Study Reporting & Analysis Services
The common thread across the Veramed team is a genuine focus on quality first
We understand that different clients require different levels of support, and this enables us to recommend solutions that are tailored to your needs – from outsourced reporting and delivery of large submission studies, to providing insourced consultancy services, for example for SDTM conversion or CDISC implementation.
Our programming team has vast experience in SAS and R, and is well-versed in providing high quality support across the board. We have experience in numerous reporting environments, client systems (and of course our own in-house solution) and all our programmers are trained on the Veramed Excellence Programme to ensure that technical aptitude is balanced effectively with consultancy and customer focus skills.
Quality Control process
- Specifications review
- Self QC
- Independent QC
- Double programming / code review
- Output review
- Consistency checks
- Sensibility checks
- Log checks
- Statistician review of all outputs
- Finalisation of QC log
- CDISC Review and Gap Analysis – Our most experienced programmers are skilled in performing a review of CDISC compliance and quality prior to submission.
- Programming support – We can provide Veramed programmers on a full-time, part-time or adhoc basis to work as part of your internal team (e.g. as contract/consultant programmers).
- Vendor oversight – We offer third party vendor oversight to ensure the highest quality for your trial – including planning for success, management of timelines and review of programming and CDISC deliverables.
- Data Management Programming – From edit checks through to advanced visualisations, we routinely work with data management to help you identify complex data quality issues at the earliest possible point.
Analysis and reporting
- Specifications – Our programmers are trained in authoring and reviewing specifications for datasets, including Tables, Listings and Figures to ensure that programming is efficient and focuses on quality from the outset.
- Study Analysis and Reporting – We can program analysis datasets of all levels of complexity and report high-quality Tables, Listings and Figures. As a result, we routinely achieve zero client review comments.

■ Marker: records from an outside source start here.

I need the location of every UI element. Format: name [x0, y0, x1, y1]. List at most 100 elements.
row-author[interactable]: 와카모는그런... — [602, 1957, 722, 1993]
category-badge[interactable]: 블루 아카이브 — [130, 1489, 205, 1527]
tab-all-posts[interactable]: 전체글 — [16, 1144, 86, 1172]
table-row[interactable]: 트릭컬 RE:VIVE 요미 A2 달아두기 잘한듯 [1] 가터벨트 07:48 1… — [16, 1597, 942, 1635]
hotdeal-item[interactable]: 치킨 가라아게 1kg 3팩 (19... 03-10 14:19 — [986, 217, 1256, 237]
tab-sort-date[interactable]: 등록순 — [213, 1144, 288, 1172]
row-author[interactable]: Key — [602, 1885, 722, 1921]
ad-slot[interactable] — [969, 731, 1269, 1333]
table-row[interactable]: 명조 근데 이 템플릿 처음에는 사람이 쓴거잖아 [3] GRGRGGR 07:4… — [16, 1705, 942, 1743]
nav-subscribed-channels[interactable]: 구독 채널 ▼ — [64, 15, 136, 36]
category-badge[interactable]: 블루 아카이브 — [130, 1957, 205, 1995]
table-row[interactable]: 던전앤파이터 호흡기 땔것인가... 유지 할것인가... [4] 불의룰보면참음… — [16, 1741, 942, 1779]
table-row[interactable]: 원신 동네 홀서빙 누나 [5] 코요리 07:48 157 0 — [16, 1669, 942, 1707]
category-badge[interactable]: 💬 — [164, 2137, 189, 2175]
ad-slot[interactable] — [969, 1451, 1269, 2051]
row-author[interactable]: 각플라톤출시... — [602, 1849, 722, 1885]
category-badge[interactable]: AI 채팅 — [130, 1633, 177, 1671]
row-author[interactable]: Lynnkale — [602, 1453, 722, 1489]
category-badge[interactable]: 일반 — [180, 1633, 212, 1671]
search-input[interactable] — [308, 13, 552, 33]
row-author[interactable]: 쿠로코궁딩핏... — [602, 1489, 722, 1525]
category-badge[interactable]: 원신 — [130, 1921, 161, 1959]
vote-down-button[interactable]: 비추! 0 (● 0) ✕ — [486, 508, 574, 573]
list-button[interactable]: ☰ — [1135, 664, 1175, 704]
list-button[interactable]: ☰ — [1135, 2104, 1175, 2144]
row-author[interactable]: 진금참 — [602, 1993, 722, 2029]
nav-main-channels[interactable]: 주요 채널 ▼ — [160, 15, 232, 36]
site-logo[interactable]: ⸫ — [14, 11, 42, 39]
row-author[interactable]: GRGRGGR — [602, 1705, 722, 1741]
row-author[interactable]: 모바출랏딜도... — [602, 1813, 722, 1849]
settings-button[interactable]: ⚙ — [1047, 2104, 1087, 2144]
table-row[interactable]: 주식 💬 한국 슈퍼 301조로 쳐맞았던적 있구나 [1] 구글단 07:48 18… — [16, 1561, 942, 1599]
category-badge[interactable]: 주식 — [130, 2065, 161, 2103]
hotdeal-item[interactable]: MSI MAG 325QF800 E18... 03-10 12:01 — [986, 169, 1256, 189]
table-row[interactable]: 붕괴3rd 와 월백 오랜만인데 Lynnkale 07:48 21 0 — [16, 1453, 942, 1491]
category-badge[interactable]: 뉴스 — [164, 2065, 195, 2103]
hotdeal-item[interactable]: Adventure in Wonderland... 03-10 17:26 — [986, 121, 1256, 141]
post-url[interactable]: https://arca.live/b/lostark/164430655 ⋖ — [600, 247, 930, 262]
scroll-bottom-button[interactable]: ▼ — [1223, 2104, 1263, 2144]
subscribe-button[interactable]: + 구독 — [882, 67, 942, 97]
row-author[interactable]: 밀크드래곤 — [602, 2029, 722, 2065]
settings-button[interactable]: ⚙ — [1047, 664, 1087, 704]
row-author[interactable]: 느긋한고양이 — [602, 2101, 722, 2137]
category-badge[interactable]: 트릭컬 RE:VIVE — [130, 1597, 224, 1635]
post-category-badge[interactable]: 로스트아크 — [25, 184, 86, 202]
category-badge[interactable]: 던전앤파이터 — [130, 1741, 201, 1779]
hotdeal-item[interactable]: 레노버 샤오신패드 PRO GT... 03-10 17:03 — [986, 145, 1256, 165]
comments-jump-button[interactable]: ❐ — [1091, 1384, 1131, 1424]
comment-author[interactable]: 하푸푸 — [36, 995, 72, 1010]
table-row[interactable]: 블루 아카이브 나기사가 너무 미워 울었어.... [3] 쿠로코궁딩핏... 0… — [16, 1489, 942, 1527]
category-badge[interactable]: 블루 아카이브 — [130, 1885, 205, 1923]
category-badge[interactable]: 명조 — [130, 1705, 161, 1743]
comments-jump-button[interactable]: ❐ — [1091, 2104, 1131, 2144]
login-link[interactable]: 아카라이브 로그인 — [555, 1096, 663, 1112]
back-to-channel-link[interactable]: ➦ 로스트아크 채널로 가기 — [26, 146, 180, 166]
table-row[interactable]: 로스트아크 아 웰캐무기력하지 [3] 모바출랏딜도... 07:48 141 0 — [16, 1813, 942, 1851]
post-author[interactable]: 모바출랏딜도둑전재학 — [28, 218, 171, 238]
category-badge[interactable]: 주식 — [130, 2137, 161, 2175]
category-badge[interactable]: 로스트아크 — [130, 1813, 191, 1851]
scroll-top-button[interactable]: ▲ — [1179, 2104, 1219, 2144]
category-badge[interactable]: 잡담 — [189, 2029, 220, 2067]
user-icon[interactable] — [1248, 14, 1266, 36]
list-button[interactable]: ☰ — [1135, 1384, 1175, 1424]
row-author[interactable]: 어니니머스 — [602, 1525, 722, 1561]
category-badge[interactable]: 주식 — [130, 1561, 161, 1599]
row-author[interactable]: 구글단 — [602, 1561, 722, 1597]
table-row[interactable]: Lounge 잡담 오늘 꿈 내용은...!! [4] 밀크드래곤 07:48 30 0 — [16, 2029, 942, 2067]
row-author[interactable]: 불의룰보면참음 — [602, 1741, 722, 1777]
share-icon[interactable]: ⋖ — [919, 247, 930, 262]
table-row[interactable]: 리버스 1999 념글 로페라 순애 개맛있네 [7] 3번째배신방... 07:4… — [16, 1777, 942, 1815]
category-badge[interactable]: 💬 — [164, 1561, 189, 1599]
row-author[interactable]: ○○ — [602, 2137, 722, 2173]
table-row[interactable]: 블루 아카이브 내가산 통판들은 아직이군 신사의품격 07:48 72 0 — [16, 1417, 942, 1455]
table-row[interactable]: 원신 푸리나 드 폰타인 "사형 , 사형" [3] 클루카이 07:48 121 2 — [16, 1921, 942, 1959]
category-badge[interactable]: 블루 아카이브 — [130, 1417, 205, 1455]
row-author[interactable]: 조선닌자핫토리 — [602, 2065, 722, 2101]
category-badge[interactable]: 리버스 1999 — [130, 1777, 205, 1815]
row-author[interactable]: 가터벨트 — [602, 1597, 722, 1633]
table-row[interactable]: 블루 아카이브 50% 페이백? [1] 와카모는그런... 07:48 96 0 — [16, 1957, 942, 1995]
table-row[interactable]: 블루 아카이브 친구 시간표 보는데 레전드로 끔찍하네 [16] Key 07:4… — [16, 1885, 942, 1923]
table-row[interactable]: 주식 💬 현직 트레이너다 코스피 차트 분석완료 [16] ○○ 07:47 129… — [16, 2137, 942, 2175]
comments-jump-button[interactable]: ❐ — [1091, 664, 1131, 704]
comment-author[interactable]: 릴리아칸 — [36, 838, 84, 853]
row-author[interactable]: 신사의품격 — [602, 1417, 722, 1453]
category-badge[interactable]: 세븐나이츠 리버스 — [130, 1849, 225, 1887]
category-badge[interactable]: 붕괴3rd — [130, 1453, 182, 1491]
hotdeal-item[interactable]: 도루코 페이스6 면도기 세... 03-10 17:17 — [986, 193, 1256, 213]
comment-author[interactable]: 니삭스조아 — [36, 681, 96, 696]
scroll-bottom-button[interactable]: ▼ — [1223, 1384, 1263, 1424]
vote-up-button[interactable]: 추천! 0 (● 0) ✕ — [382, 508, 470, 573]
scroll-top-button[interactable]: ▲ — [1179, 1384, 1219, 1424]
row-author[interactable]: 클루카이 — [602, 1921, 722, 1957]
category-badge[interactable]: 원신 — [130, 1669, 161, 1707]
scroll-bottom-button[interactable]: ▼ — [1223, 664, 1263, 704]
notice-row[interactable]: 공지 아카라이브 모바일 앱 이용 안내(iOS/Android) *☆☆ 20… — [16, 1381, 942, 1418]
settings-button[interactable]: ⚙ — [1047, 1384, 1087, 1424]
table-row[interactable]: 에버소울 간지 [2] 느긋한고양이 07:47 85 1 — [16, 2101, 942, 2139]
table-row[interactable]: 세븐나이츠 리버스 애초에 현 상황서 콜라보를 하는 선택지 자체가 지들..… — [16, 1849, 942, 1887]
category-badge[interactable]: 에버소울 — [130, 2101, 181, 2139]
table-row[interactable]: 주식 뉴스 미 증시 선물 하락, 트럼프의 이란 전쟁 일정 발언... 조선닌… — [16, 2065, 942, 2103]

- CDISC SDTM Conversion – Our programming team is trained to provide accurate and compliant CDISC SDTM datasets converted from a variety of different data sources.
- CDISC ADaM Implementation – We are trained to specify and provide accurate and compliant CDISC ADaM datasets. We are proud of our 100% record to date for submission quality.
- DMCs / DSMBs – We provide and prepare the blinded and/or unblinded analyses for committee members with support from our statistical team. Our expert statisticians will ensure this process runs smoothly.
- Interim Analyses – We offer expert advice on the design, management and implementation of interim looks at the data, whether blinded or unblinded, and we can guide you through this complex process.
Post reporting / Submission activities
- CDISC Documentation – We develop Reviewer’s Guides (SDRG, ADRG), Define-XML, analysis results metadata and annotated CRFs.
- Data Anonymisation – We deliver support macro development and implement de-identification and anonymisation techniques to fulfil transparency requirements, along with disclosure and research requests while safeguarding the privacy of individuals.
- Patient Profiles – We can provide basic profiles, visualisations, SAE and withdrawal narratives – depending on the requirements of your study.